Pemerintah diminta untuk lebih berhati-hati dalam pengelolaan anggaran negara terkait potensi pelemahan ekonomi akibat konflik di Timur Tengah. Apalagi dalam waktu bersamaan nilai tukar rupiah terhadap dolar Amerika Serikat (AS) diperkirakan akan terus melemah. Terbaru, kementerian ESDM mengungkapkan bahwa pemerintah akan menaikkan impor BBM menjadi 850 ribu barel per day akibat penurunan produksi migas nasional. Beberapa kebijakan yang dinilai menjadi beban pemerintah adalah program harga gas murah untuk industri yang dikenal sebagai Harga Gas Bumi Tertentu (HGBT).

“Sebaiknya kebijakan insentif harga gas khusus (HGBT) perlu dievaluasi ulang.

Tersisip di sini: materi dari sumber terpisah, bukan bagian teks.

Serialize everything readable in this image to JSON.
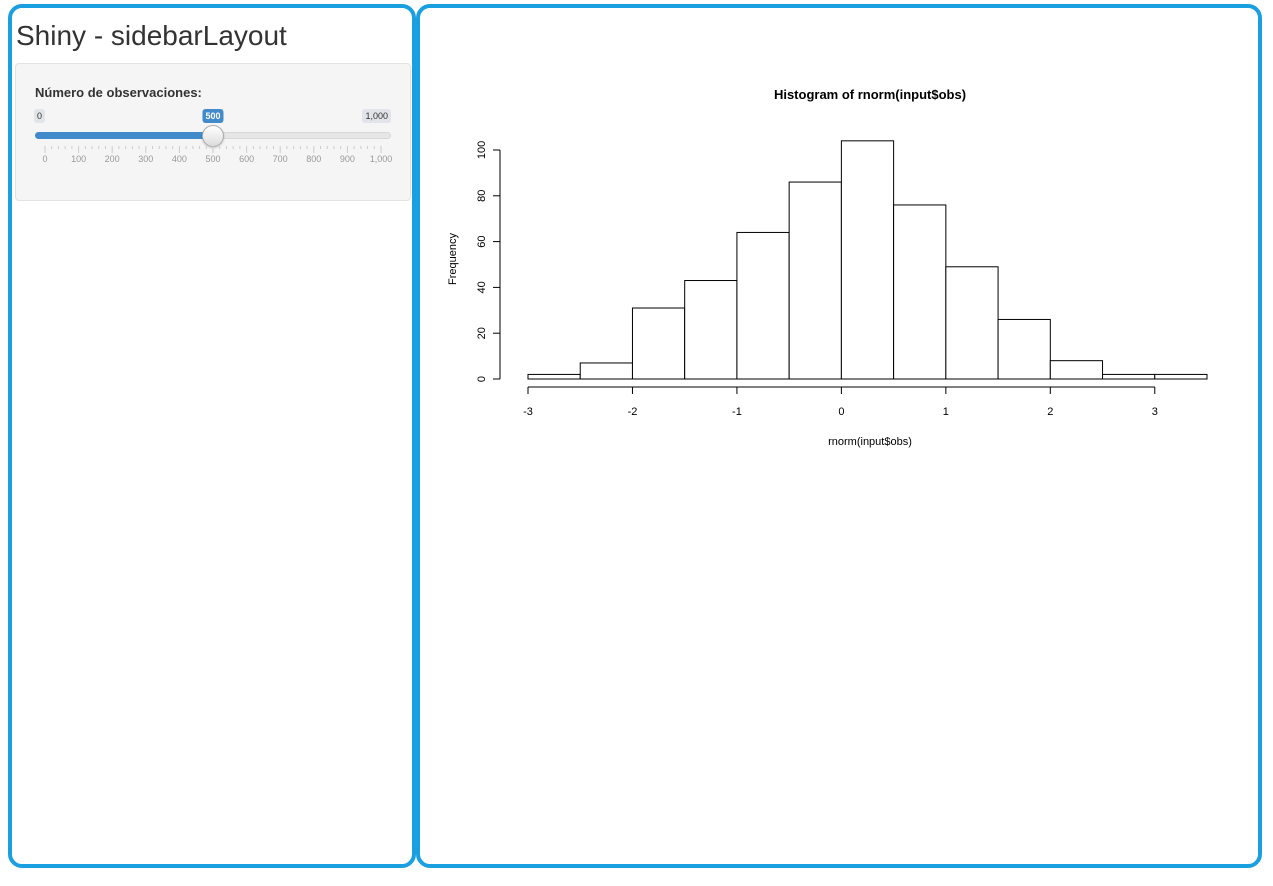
{
  "app": {
    "title": "Shiny - sidebarLayout"
  },
  "sidebar": {
    "slider": {
      "label": "Número de observaciones:",
      "min_label": "0",
      "max_label": "1,000",
      "value_label": "500",
      "min": 0,
      "max": 1000,
      "value": 500,
      "grid_ticks": [
        "0",
        "100",
        "200",
        "300",
        "400",
        "500",
        "600",
        "700",
        "800",
        "900",
        "1,000"
      ]
    }
  },
  "colors": {
    "frame": "#1a9fe0",
    "accent": "#428bca",
    "well_bg": "#f5f5f5"
  },
  "chart_data": {
    "type": "bar",
    "title": "Histogram of rnorm(input$obs)",
    "xlabel": "rnorm(input$obs)",
    "ylabel": "Frequency",
    "bins": [
      {
        "x0": -3.0,
        "x1": -2.5,
        "count": 2
      },
      {
        "x0": -2.5,
        "x1": -2.0,
        "count": 7
      },
      {
        "x0": -2.0,
        "x1": -1.5,
        "count": 31
      },
      {
        "x0": -1.5,
        "x1": -1.0,
        "count": 43
      },
      {
        "x0": -1.0,
        "x1": -0.5,
        "count": 64
      },
      {
        "x0": -0.5,
        "x1": 0.0,
        "count": 86
      },
      {
        "x0": 0.0,
        "x1": 0.5,
        "count": 104
      },
      {
        "x0": 0.5,
        "x1": 1.0,
        "count": 76
      },
      {
        "x0": 1.0,
        "x1": 1.5,
        "count": 49
      },
      {
        "x0": 1.5,
        "x1": 2.0,
        "count": 26
      },
      {
        "x0": 2.0,
        "x1": 2.5,
        "count": 8
      },
      {
        "x0": 2.5,
        "x1": 3.0,
        "count": 2
      },
      {
        "x0": 3.0,
        "x1": 3.5,
        "count": 2
      }
    ],
    "xticks": [
      -3,
      -2,
      -1,
      0,
      1,
      2,
      3
    ],
    "yticks": [
      0,
      20,
      40,
      60,
      80,
      100
    ],
    "xlim": [
      -3,
      3.5
    ],
    "ylim": [
      0,
      104
    ],
    "grid": false
  }
}
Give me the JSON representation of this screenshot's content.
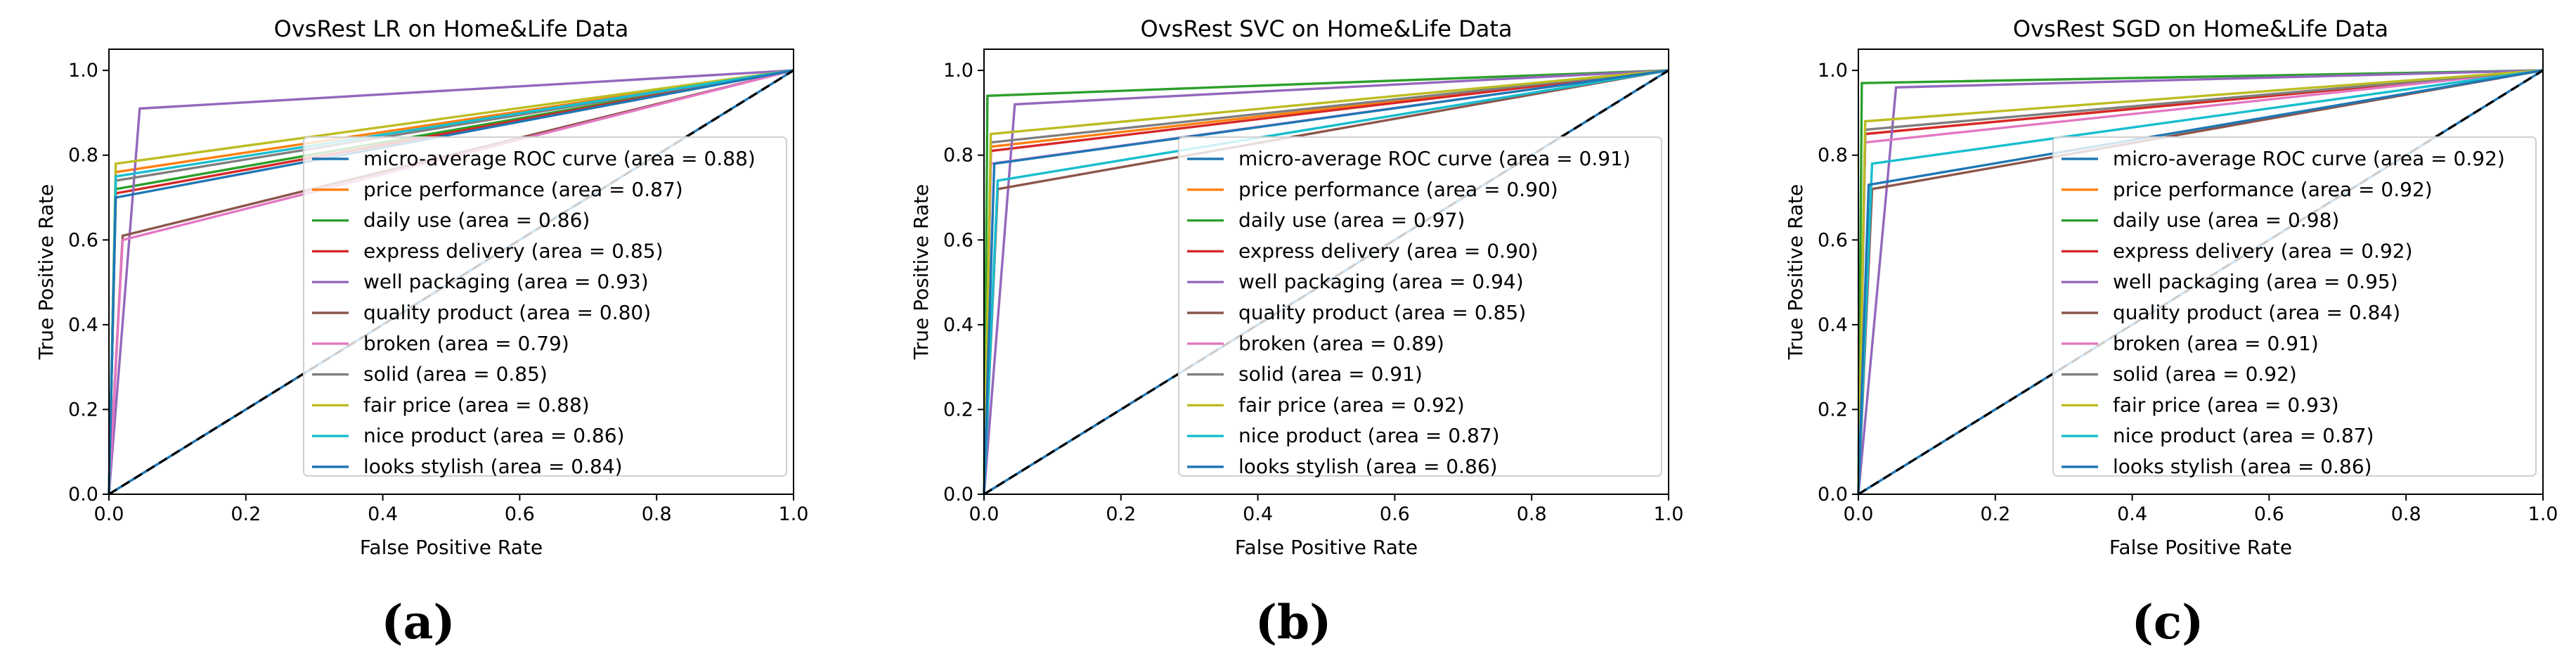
{
  "chart_data": [
    {
      "type": "line",
      "panel_label": "(a)",
      "title": "OvsRest LR on Home&Life Data",
      "xlabel": "False Positive Rate",
      "ylabel": "True Positive Rate",
      "xlim": [
        0,
        1
      ],
      "ylim": [
        0,
        1.05
      ],
      "xticks": [
        "0.0",
        "0.2",
        "0.4",
        "0.6",
        "0.8",
        "1.0"
      ],
      "yticks": [
        "0.0",
        "0.2",
        "0.4",
        "0.6",
        "0.8",
        "1.0"
      ],
      "grid": false,
      "legend_position": "lower-right",
      "series": [
        {
          "name": "micro-average ROC curve (area = 0.88)",
          "color": "#1f77b4",
          "x": [
            0,
            0.0,
            1.0
          ],
          "y": [
            0,
            0.0,
            1.0
          ]
        },
        {
          "name": "price performance (area = 0.87)",
          "color": "#ff7f0e",
          "x": [
            0,
            0.01,
            1.0
          ],
          "y": [
            0,
            0.76,
            1.0
          ]
        },
        {
          "name": "daily use (area = 0.86)",
          "color": "#2ca02c",
          "x": [
            0,
            0.01,
            1.0
          ],
          "y": [
            0,
            0.72,
            1.0
          ]
        },
        {
          "name": "express delivery (area = 0.85)",
          "color": "#d62728",
          "x": [
            0,
            0.01,
            1.0
          ],
          "y": [
            0,
            0.71,
            1.0
          ]
        },
        {
          "name": "well packaging (area = 0.93)",
          "color": "#9467bd",
          "x": [
            0,
            0.045,
            1.0
          ],
          "y": [
            0,
            0.91,
            1.0
          ]
        },
        {
          "name": "quality product (area = 0.80)",
          "color": "#8c564b",
          "x": [
            0,
            0.02,
            1.0
          ],
          "y": [
            0,
            0.61,
            1.0
          ]
        },
        {
          "name": "broken (area = 0.79)",
          "color": "#e377c2",
          "x": [
            0,
            0.02,
            1.0
          ],
          "y": [
            0,
            0.6,
            1.0
          ]
        },
        {
          "name": "solid (area = 0.85)",
          "color": "#7f7f7f",
          "x": [
            0,
            0.01,
            1.0
          ],
          "y": [
            0,
            0.74,
            1.0
          ]
        },
        {
          "name": "fair price (area = 0.88)",
          "color": "#bcbd22",
          "x": [
            0,
            0.01,
            1.0
          ],
          "y": [
            0,
            0.78,
            1.0
          ]
        },
        {
          "name": "nice product (area = 0.86)",
          "color": "#17becf",
          "x": [
            0,
            0.01,
            1.0
          ],
          "y": [
            0,
            0.75,
            1.0
          ]
        },
        {
          "name": "looks stylish (area = 0.84)",
          "color": "#1f77b4",
          "x": [
            0,
            0.01,
            1.0
          ],
          "y": [
            0,
            0.7,
            1.0
          ]
        }
      ]
    },
    {
      "type": "line",
      "panel_label": "(b)",
      "title": "OvsRest SVC on Home&Life Data",
      "xlabel": "False Positive Rate",
      "ylabel": "True Positive Rate",
      "xlim": [
        0,
        1
      ],
      "ylim": [
        0,
        1.05
      ],
      "xticks": [
        "0.0",
        "0.2",
        "0.4",
        "0.6",
        "0.8",
        "1.0"
      ],
      "yticks": [
        "0.0",
        "0.2",
        "0.4",
        "0.6",
        "0.8",
        "1.0"
      ],
      "grid": false,
      "legend_position": "lower-right",
      "series": [
        {
          "name": "micro-average ROC curve (area = 0.91)",
          "color": "#1f77b4",
          "x": [
            0,
            0.0,
            1.0
          ],
          "y": [
            0,
            0.0,
            1.0
          ]
        },
        {
          "name": "price performance (area = 0.90)",
          "color": "#ff7f0e",
          "x": [
            0,
            0.01,
            1.0
          ],
          "y": [
            0,
            0.82,
            1.0
          ]
        },
        {
          "name": "daily use (area = 0.97)",
          "color": "#2ca02c",
          "x": [
            0,
            0.005,
            1.0
          ],
          "y": [
            0,
            0.94,
            1.0
          ]
        },
        {
          "name": "express delivery (area = 0.90)",
          "color": "#d62728",
          "x": [
            0,
            0.01,
            1.0
          ],
          "y": [
            0,
            0.81,
            1.0
          ]
        },
        {
          "name": "well packaging (area = 0.94)",
          "color": "#9467bd",
          "x": [
            0,
            0.045,
            1.0
          ],
          "y": [
            0,
            0.92,
            1.0
          ]
        },
        {
          "name": "quality product (area = 0.85)",
          "color": "#8c564b",
          "x": [
            0,
            0.02,
            1.0
          ],
          "y": [
            0,
            0.72,
            1.0
          ]
        },
        {
          "name": "broken (area = 0.89)",
          "color": "#e377c2",
          "x": [
            0,
            0.01,
            1.0
          ],
          "y": [
            0,
            0.78,
            1.0
          ]
        },
        {
          "name": "solid (area = 0.91)",
          "color": "#7f7f7f",
          "x": [
            0,
            0.01,
            1.0
          ],
          "y": [
            0,
            0.83,
            1.0
          ]
        },
        {
          "name": "fair price (area = 0.92)",
          "color": "#bcbd22",
          "x": [
            0,
            0.01,
            1.0
          ],
          "y": [
            0,
            0.85,
            1.0
          ]
        },
        {
          "name": "nice product (area = 0.87)",
          "color": "#17becf",
          "x": [
            0,
            0.02,
            1.0
          ],
          "y": [
            0,
            0.74,
            1.0
          ]
        },
        {
          "name": "looks stylish (area = 0.86)",
          "color": "#1f77b4",
          "x": [
            0,
            0.015,
            1.0
          ],
          "y": [
            0,
            0.78,
            1.0
          ]
        }
      ]
    },
    {
      "type": "line",
      "panel_label": "(c)",
      "title": "OvsRest SGD on Home&Life Data",
      "xlabel": "False Positive Rate",
      "ylabel": "True Positive Rate",
      "xlim": [
        0,
        1
      ],
      "ylim": [
        0,
        1.05
      ],
      "xticks": [
        "0.0",
        "0.2",
        "0.4",
        "0.6",
        "0.8",
        "1.0"
      ],
      "yticks": [
        "0.0",
        "0.2",
        "0.4",
        "0.6",
        "0.8",
        "1.0"
      ],
      "grid": false,
      "legend_position": "lower-right",
      "series": [
        {
          "name": "micro-average ROC curve (area = 0.92)",
          "color": "#1f77b4",
          "x": [
            0,
            0.0,
            1.0
          ],
          "y": [
            0,
            0.0,
            1.0
          ]
        },
        {
          "name": "price performance (area = 0.92)",
          "color": "#ff7f0e",
          "x": [
            0,
            0.01,
            1.0
          ],
          "y": [
            0,
            0.85,
            1.0
          ]
        },
        {
          "name": "daily use (area = 0.98)",
          "color": "#2ca02c",
          "x": [
            0,
            0.005,
            1.0
          ],
          "y": [
            0,
            0.97,
            1.0
          ]
        },
        {
          "name": "express delivery (area = 0.92)",
          "color": "#d62728",
          "x": [
            0,
            0.01,
            1.0
          ],
          "y": [
            0,
            0.85,
            1.0
          ]
        },
        {
          "name": "well packaging (area = 0.95)",
          "color": "#9467bd",
          "x": [
            0,
            0.055,
            1.0
          ],
          "y": [
            0,
            0.96,
            1.0
          ]
        },
        {
          "name": "quality product (area = 0.84)",
          "color": "#8c564b",
          "x": [
            0,
            0.02,
            1.0
          ],
          "y": [
            0,
            0.72,
            1.0
          ]
        },
        {
          "name": "broken (area = 0.91)",
          "color": "#e377c2",
          "x": [
            0,
            0.01,
            1.0
          ],
          "y": [
            0,
            0.83,
            1.0
          ]
        },
        {
          "name": "solid (area = 0.92)",
          "color": "#7f7f7f",
          "x": [
            0,
            0.01,
            1.0
          ],
          "y": [
            0,
            0.86,
            1.0
          ]
        },
        {
          "name": "fair price (area = 0.93)",
          "color": "#bcbd22",
          "x": [
            0,
            0.01,
            1.0
          ],
          "y": [
            0,
            0.88,
            1.0
          ]
        },
        {
          "name": "nice product (area = 0.87)",
          "color": "#17becf",
          "x": [
            0,
            0.02,
            1.0
          ],
          "y": [
            0,
            0.78,
            1.0
          ]
        },
        {
          "name": "looks stylish (area = 0.86)",
          "color": "#1f77b4",
          "x": [
            0,
            0.015,
            1.0
          ],
          "y": [
            0,
            0.73,
            1.0
          ]
        }
      ]
    }
  ]
}
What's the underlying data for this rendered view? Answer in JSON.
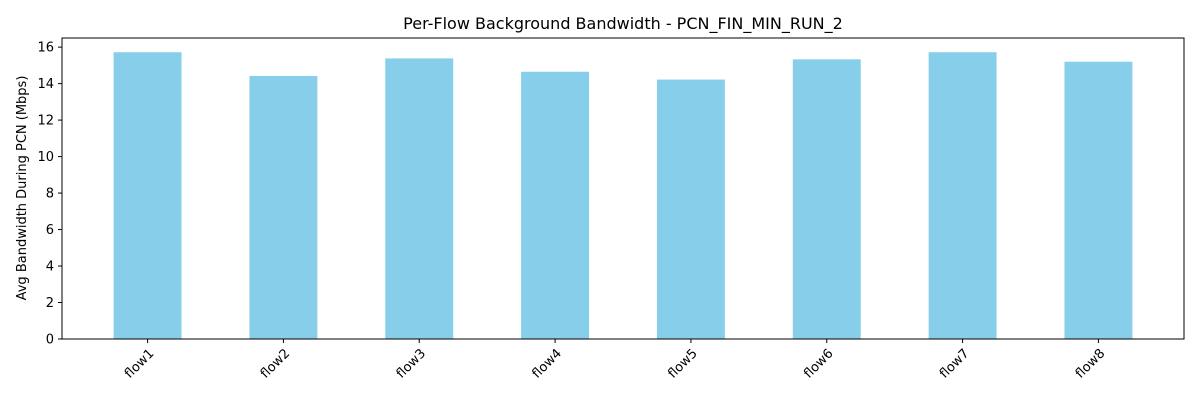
{
  "chart_data": {
    "type": "bar",
    "title": "Per-Flow Background Bandwidth - PCN_FIN_MIN_RUN_2",
    "xlabel": "",
    "ylabel": "Avg Bandwidth During PCN (Mbps)",
    "categories": [
      "flow1",
      "flow2",
      "flow3",
      "flow4",
      "flow5",
      "flow6",
      "flow7",
      "flow8"
    ],
    "values": [
      15.72,
      14.42,
      15.38,
      14.65,
      14.22,
      15.33,
      15.72,
      15.2
    ],
    "ylim": [
      0,
      16.5
    ],
    "yticks": [
      0,
      2,
      4,
      6,
      8,
      10,
      12,
      14,
      16
    ],
    "ytick_labels": [
      "0",
      "2",
      "4",
      "6",
      "8",
      "10",
      "12",
      "14",
      "16"
    ],
    "bar_color": "#87CEEB",
    "grid": false,
    "legend": "none"
  }
}
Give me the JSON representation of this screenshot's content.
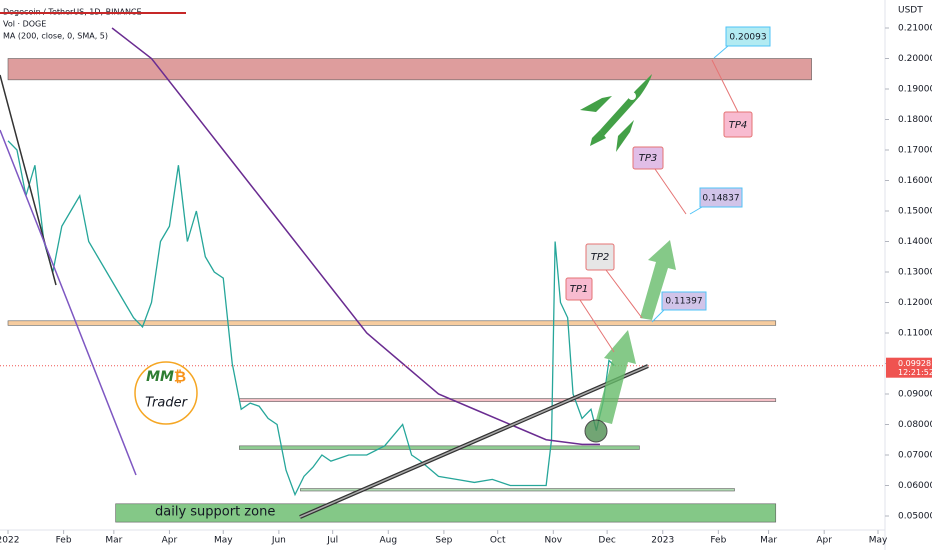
{
  "chart_data": {
    "type": "line",
    "title": "Dogecoin / TetherUS, 1D, BINANCE",
    "indicators": [
      "Vol · DOGE",
      "MA (200, close, 0, SMA, 5)"
    ],
    "y_unit": "USDT",
    "xlim": [
      0,
      485
    ],
    "xticks": [
      {
        "value": 0,
        "label": "2022"
      },
      {
        "value": 31,
        "label": "Feb"
      },
      {
        "value": 59,
        "label": "Mar"
      },
      {
        "value": 90,
        "label": "Apr"
      },
      {
        "value": 120,
        "label": "May"
      },
      {
        "value": 151,
        "label": "Jun"
      },
      {
        "value": 181,
        "label": "Jul"
      },
      {
        "value": 212,
        "label": "Aug"
      },
      {
        "value": 243,
        "label": "Sep"
      },
      {
        "value": 273,
        "label": "Oct"
      },
      {
        "value": 304,
        "label": "Nov"
      },
      {
        "value": 334,
        "label": "Dec"
      },
      {
        "value": 365,
        "label": "2023"
      },
      {
        "value": 396,
        "label": "Feb"
      },
      {
        "value": 424,
        "label": "Mar"
      },
      {
        "value": 455,
        "label": "Apr"
      },
      {
        "value": 485,
        "label": "May"
      }
    ],
    "ylim": [
      0.05,
      0.21
    ],
    "yticks": [
      {
        "value": 0.05,
        "label": "0.05000"
      },
      {
        "value": 0.06,
        "label": "0.06000"
      },
      {
        "value": 0.07,
        "label": "0.07000"
      },
      {
        "value": 0.08,
        "label": "0.08000"
      },
      {
        "value": 0.09,
        "label": "0.09000"
      },
      {
        "value": 0.1,
        "label": "0.10000"
      },
      {
        "value": 0.11,
        "label": "0.11000"
      },
      {
        "value": 0.12,
        "label": "0.12000"
      },
      {
        "value": 0.13,
        "label": "0.13000"
      },
      {
        "value": 0.14,
        "label": "0.14000"
      },
      {
        "value": 0.15,
        "label": "0.15000"
      },
      {
        "value": 0.16,
        "label": "0.16000"
      },
      {
        "value": 0.17,
        "label": "0.17000"
      },
      {
        "value": 0.18,
        "label": "0.18000"
      },
      {
        "value": 0.19,
        "label": "0.19000"
      },
      {
        "value": 0.2,
        "label": "0.20000"
      },
      {
        "value": 0.21,
        "label": "0.21000"
      }
    ],
    "grid": false,
    "series": [
      {
        "name": "DOGEUSDT",
        "color": "#26a69a",
        "x": [
          0,
          5,
          10,
          15,
          20,
          25,
          30,
          35,
          40,
          45,
          50,
          55,
          60,
          65,
          70,
          75,
          80,
          85,
          90,
          95,
          100,
          105,
          110,
          115,
          120,
          125,
          130,
          135,
          140,
          145,
          150,
          155,
          160,
          165,
          170,
          175,
          180,
          190,
          200,
          210,
          220,
          225,
          230,
          240,
          250,
          260,
          270,
          280,
          290,
          300,
          303,
          305,
          308,
          312,
          315,
          320,
          325,
          328,
          332,
          335,
          338
        ],
        "values": [
          0.173,
          0.17,
          0.155,
          0.165,
          0.14,
          0.13,
          0.145,
          0.15,
          0.155,
          0.14,
          0.135,
          0.13,
          0.125,
          0.12,
          0.115,
          0.112,
          0.12,
          0.14,
          0.145,
          0.165,
          0.14,
          0.15,
          0.135,
          0.13,
          0.128,
          0.1,
          0.085,
          0.087,
          0.086,
          0.082,
          0.08,
          0.065,
          0.057,
          0.063,
          0.066,
          0.07,
          0.068,
          0.07,
          0.07,
          0.073,
          0.08,
          0.07,
          0.068,
          0.063,
          0.062,
          0.061,
          0.062,
          0.06,
          0.06,
          0.06,
          0.075,
          0.14,
          0.12,
          0.115,
          0.09,
          0.082,
          0.085,
          0.078,
          0.088,
          0.101,
          0.0993
        ]
      },
      {
        "name": "MA 200",
        "color": "#6a2c91",
        "x": [
          58,
          80,
          100,
          120,
          140,
          160,
          180,
          200,
          220,
          240,
          260,
          280,
          300,
          320,
          330
        ],
        "values": [
          0.21,
          0.2,
          0.185,
          0.17,
          0.155,
          0.14,
          0.125,
          0.11,
          0.1,
          0.09,
          0.085,
          0.08,
          0.075,
          0.0735,
          0.0735
        ]
      }
    ],
    "zones": [
      {
        "low": 0.193,
        "high": 0.2,
        "x": [
          0,
          448
        ],
        "color": "#d98c8c"
      },
      {
        "low": 0.1125,
        "high": 0.114,
        "x": [
          0,
          428
        ],
        "color": "#f5c48f"
      },
      {
        "low": 0.0875,
        "high": 0.0885,
        "x": [
          129,
          428
        ],
        "color": "#f3b5bd"
      },
      {
        "low": 0.0718,
        "high": 0.073,
        "x": [
          129,
          352
        ],
        "color": "#7cc47f"
      },
      {
        "low": 0.0582,
        "high": 0.059,
        "x": [
          163,
          405
        ],
        "color": "#a5d6a7"
      },
      {
        "low": 0.048,
        "high": 0.054,
        "x": [
          60,
          428
        ],
        "color": "#6fbf73"
      }
    ],
    "last_price": {
      "value": 0.09928,
      "label": "0.09928",
      "timer": "12:21:52"
    },
    "targets": [
      {
        "name": "TP1"
      },
      {
        "name": "TP2",
        "price": "0.11397"
      },
      {
        "name": "TP3",
        "price": "0.14837"
      },
      {
        "name": "TP4",
        "price": "0.20093"
      }
    ],
    "zone_label": "daily support zone",
    "logo": {
      "mark": "MM",
      "symbol": "₿",
      "name": "Trader"
    }
  }
}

Pertama, mempertimbangkan risiko geopolitik yang bisa mendorong harga gas lebih tinggi dan pelemahan kurs rupiah,” kata ekonom yang juga Direktur Eksekutif Center of Economic and Law Studies (CELIOS) Bhima Yudhistira di Jakarta, Senin (22/04/2024). Dalam kondisi terjadinya kenaikan harga gas, menurutnya, maka beban dari program HGBT akan meningkat sehingga risiko terhadap sektor minyak dan gas (migas) menjadi lebih tinggi dan potensi kehilangan pendapatan negara menjadi lebih besar. Pertimbangan kedua kenapa program yang sudah berjalan sejak pandemi Covid-19 tahun 2020 ini tidak disarankan diteruskan adalah karena insentif melalui HGBT sejauh ini belum banyak dirasakan manfaatnya. “Deindustrialisasi tetap terjadi. Porsi industri saat ini hanya di kisaran 18% dari PDB. Tujuan insentif gas agar tercapai proses industrialisasi ternyata bisa dibilang gagal,” jelas Bhima. Pertimbangan ketiga yaitu dari dampaknya terhadap serapan tenaga kerja. Dengan adanya program HGBT terhadap sektor industri penerima, sejauh ini tidak banyak serapan tenaga kerjanya. Bhima menyatakan bahwa program HGBT tidak memiliki multiplier effect yang luas.

Sementara itu, berkaitan dengan subsidi energi, saat ini sebaiknya tetap diprioritaskan terhadap yang memiliki dampak langsung kepada masyarakat untuk menjaga daya beli dan perekonomian secara umum. Terutama BBM dan listrik serta LPG 3kg. Subsidi prioritas seperti BBM ini masih berpotensi terjadi kenaikan jika beban APBN dirasa akan semakin memberatkan. Seperti diketahui, nilai tukar rupiah saat ini telah menyentuh Rp 16.000 per dolar Amerika Serikat (US$) dan dampak meningkatnya tensi geopolitik diperkirakan akan meningkatkan pula harga komoditas energi seperti minyak. Menteri ESDM Arifin Tasrif akhir pekan kemarin mengumumkan potensi defisit tinggi akibat impor minyak masih terlihat. Sebab Indonesia memproduksi sebanyak 600 ribu barel per hari sedangkan impornya mencapai 840 ribu barel per hari dengan rincian sebanyak 600 ribu barel dalam bentuk BBM dan 240 ribu barel adalah minyak mentah.